Fire rages across Maui

On Wednesday, August 9, everyone woke up to the news that “evacuations are underway across Hawaii’s Big Island and Maui.” They’re blaming it on Hurricane Dora.

The passing storm is creating perfect fire conditions by sucking all the moisture from the air with constant and relentless wind. By Tuesday, scattered fires started breaking out everywhere.

The historic town of Lahaina is one of the biggest hot spots and local fire crews were totally overwhelmed almost as soon as the blaze broke out. Maui County officials note that 12 people were rescued in the vicinity after “entering the ocean due to smoke and fire conditions.

With no other choice, they were forced to swim for it. “Individuals were transported by the Coast Guard to safe areas.

Authorities also note that “fire behavior” has also “challenged crews” in the Upcountry area.

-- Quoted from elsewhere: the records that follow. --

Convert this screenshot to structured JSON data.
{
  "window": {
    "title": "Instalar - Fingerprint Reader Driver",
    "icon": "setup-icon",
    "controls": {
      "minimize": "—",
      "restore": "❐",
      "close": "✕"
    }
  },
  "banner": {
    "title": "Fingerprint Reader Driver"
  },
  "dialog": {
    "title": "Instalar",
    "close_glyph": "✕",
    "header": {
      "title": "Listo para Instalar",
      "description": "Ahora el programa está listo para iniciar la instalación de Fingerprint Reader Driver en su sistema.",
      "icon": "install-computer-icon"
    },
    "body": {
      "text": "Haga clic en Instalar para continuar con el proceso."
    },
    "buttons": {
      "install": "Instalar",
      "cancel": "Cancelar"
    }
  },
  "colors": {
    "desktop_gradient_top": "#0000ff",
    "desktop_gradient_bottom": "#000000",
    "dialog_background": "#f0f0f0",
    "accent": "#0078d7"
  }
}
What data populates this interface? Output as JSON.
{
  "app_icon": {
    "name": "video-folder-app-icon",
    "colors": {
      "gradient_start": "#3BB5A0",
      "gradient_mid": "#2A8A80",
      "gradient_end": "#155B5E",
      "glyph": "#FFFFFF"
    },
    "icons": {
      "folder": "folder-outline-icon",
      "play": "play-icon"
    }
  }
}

Maui Fire officials warn that erratic wind, challenging terrain, steep slopes and dropping humidity, the direction and the location of the fire conditions make it difficult to predict path and speed of a wildfire.

Fire moving fast

Thanks to the wind and dry conditions, the blaze “can be a mile or more from your house, but in a minute or two, it can be at your house,” Maui County Fire Assistant Chief Jeff Giesea noted in an official release.

Not only that, “burning airborne materials can light fires a great distance away from the main body of fire.

In Lahaina, video shows “a wall of flames” consuming the shops along Front Street. “Buildings on both sides were engulfed. There were no fire trucks at that point; I think the fire department was overwhelmed,” business owner Alan Dickar relates.

That is the most important business street on Maui.” Not anymore.

The Upcountry fire is just as bad, “estimated to be about 1,000 acres” and growing. Officials have no idea what the initial cause was yet. Under the conditions they’ve had with Dora hanging around, any stray spark could have set it off.

While the hurricane itself poses no threat to Maui or any of the other islands in the Hawaiian chain, the winds are causing havoc everywhere. “Two brushfires were burning Tuesday on the Big Island.” One is in the North Kohala District and the other in the South Kohala District.